Mainstream economists have started to recognise that the major capitalist economies are not ‘returning to normal, but are locked into something they now like to call ‘secular stagnation’, the main theme of the recent annual meeting of the American Economics Association (see my post). How can economies escape?

A new report from the OECD attempts to provide some answers (escaping-the-stagnation-trap-policy-options-for-the-euro-area-and-japan-1). The OECD is starkly clear: “The global economy continues to run at low speed and many countries, particularly in Europe, seem unable to overcome the legacies of the crisis. With high unemployment, high inequality and low trust still weighing heavily, it is imperative to swiftly implement reforms that boost demand and employment and raise potential growth. The time to act is now. There is a growing risk of persistent stagnation, in which weak demand and weak potential output growth reinforce each other in a vicious circle.”
Even more darkly, it goes onto to say: “The cylinders of the world economy continue to fire at only half speed. Growth is low and uneven and some parts of the world, such as the euro area, are at risk of falling into a trap of persistent stagnation, an extended period of low overall economic activity and low employment despite extraordinary monetary stimulus. A vicious circle is developing, with weak demand undermining potential growth (e.g. via a deterioration of the capital stock, structural unemployment and higher inequality) and weak potential growth further reducing demand (e.g. by discouraging capacity-expanding investment).”

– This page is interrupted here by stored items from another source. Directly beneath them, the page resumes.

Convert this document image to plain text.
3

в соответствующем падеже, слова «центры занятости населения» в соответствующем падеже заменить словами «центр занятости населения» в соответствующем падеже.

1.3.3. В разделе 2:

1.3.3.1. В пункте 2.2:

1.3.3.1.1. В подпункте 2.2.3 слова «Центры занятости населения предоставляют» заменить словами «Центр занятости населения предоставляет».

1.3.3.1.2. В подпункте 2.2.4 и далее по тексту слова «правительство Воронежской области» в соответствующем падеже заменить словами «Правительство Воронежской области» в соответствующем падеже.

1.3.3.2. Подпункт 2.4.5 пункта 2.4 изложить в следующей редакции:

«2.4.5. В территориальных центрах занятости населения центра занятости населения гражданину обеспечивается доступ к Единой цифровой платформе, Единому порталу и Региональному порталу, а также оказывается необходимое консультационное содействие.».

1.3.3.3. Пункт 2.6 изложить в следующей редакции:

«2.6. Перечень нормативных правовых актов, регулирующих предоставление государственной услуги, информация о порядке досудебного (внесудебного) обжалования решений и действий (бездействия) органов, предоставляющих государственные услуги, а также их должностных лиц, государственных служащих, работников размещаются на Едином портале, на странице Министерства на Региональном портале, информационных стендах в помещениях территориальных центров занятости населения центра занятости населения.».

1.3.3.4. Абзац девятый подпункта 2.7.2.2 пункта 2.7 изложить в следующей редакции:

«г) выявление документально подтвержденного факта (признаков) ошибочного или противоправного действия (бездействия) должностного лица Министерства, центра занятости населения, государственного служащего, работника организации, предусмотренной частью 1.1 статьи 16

It really could not be worse, short of another global slump. So what is to be done?
The OECD backs the current policy of QE and talk of investment spending. “With Japan’s launch of the “three arrows” in 2013, the EU’s recent launch of an investment plan and the euro area’s expected move towards quantitative easing, the likelihood of escaping the stagnation trap is increasing.” But it won’t be enough: “further action is needed to sustain this positive reform momentum.”

And what could this be? “structural reforms are urgently needed to remove regulatory bottlenecks to investment, reduce the administrative burden for business, and facilitate company restructuring.” In effect, the OECD wants even more deregulation in business practices, complete ‘flexibility’ in labour markets and more free trade, particularly in services: “reducing regulatory barriers …Further dismantling border and behind-the-border barriers to the international movement of goods and services will serve both to expand demand and make markets more competitive and dynamic”. In other words, the OECD wants more ‘neoliberal’ policies to allow ‘market forces’ to work. In effect, it wants ‘free markets’ in labour to keep wage costs down and free movement of capital internationally to raise profitability. Apparently, the problem is that capitalism is not being allowed to work, not that it does not work.

QE has failed in the last four years to get the major capitalist economies going; fiscal deficit spending has not worked in Japan either; so the strategists of capital look to the ‘third arrow’ of weakening labour and extending the ‘free’ movement of capital as the answer. But another slump that destroys capital values and raises average profitability is more likely to be the way out for capital.